Assessing The Dynamics Of Soil Salinity With Time-Lapse Inversion Of Electromagnetic Data Guided By Hydrological Modelling

Irrigated agriculture is threatened by soil salinity in numerous arid and semi-arid areas of the world, chiefly caused by the use of highly salinity irrigation water, compounded by excessive evapotranspiration. Given this threat, efficient field assessment methods are needed to monitor the dynamics of soil salinity in salt-affected irrigated lands and evaluate the performance of management strategies. In this study, we report on the results of an irrigation experiment with the main objective of evaluating time-lapse inversion of electromagnetic induction (EMI) data and hydrological modelling in field assessment of soil salinity dynamics. Four experimental plots were established and irrigated 12 times during a 2-month period, with water at four different salinity levels (1, 4, 8 and 12 dS m(-1)) using a drip irrigation system. Time-lapse apparent electrical conductivity (sigma(a)) data were collected four times during the experiment period using the CMD Mini-Explorer. Prior to inversion of time-lapse sigma(a) data, a numerical experiment was performed by 2D simulations of the water and solute infiltration and redistribution process in synthetic transects, generated by using the statistical distribution of the hydraulic properties in the study area.
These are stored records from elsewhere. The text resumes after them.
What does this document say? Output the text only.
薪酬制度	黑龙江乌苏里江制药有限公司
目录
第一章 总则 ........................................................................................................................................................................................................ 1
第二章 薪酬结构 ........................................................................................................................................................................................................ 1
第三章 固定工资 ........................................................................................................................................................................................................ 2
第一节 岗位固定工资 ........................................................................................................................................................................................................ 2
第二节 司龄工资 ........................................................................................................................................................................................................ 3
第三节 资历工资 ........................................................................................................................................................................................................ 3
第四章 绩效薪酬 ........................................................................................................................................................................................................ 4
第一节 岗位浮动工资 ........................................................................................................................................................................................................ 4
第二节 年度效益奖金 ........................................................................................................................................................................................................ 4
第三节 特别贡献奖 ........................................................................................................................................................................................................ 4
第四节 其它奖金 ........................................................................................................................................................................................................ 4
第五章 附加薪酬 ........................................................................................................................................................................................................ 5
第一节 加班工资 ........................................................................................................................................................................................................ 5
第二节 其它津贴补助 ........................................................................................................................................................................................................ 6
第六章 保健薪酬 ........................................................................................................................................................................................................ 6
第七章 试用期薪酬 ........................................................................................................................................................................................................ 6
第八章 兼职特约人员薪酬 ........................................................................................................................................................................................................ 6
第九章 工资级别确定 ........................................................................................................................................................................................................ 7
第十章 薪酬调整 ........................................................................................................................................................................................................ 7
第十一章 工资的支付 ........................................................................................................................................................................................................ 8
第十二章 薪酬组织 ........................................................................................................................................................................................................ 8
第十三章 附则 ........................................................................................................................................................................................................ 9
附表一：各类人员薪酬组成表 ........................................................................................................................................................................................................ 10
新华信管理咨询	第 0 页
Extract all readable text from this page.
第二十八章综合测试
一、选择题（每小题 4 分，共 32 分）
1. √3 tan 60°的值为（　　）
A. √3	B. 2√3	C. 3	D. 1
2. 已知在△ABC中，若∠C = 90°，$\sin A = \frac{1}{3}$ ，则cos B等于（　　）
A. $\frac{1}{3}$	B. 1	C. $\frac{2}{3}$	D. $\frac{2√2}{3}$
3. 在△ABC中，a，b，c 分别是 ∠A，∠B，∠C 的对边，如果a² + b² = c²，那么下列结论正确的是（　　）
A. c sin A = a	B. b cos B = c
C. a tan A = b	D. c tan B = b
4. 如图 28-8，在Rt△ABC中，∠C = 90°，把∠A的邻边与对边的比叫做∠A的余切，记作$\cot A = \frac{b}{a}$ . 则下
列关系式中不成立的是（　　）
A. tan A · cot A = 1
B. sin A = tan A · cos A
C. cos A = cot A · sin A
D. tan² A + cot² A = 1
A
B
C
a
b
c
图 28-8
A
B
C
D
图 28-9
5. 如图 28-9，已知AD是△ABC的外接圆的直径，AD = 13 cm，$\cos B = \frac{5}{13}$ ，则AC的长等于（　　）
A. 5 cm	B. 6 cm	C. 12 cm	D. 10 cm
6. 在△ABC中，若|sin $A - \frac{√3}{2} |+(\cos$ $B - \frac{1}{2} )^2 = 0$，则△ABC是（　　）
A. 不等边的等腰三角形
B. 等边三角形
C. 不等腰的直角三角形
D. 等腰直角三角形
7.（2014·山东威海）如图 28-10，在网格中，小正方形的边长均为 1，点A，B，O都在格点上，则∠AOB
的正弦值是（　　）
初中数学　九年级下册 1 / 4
These simulations gave known spatio-temporal distribution of water contents and solute concentrations and thus of bulk electrical conductivity (sigma(b)), which in turn were used to obtain known structures of apparent electrical conductivity, sigma(a). These synthetic distributions were used for a preliminary understanding of how the physical context may influence the EMI-based sigma(a) readings carried out in the monitored transects as well as being used to optimize the smoothing parameter to be used in the inversion of sigma(a) readings. With this prior information at hand, we inverted the time-lapse field sigma(a) data and interpreted the results in terms of concentration distributions over time. The proposed approach, using preliminary hydrological simulations to understand the potential role of the variability of the physical system to be monitored by EMI, may actually allow for a better choice of the inversion parameters and interpretation of EMI readings, thus increasing the potentiality of using the electromagnetic induction technique for rapid and non-invasive investigation of spatio-temporal variability in soil salinity over large areas.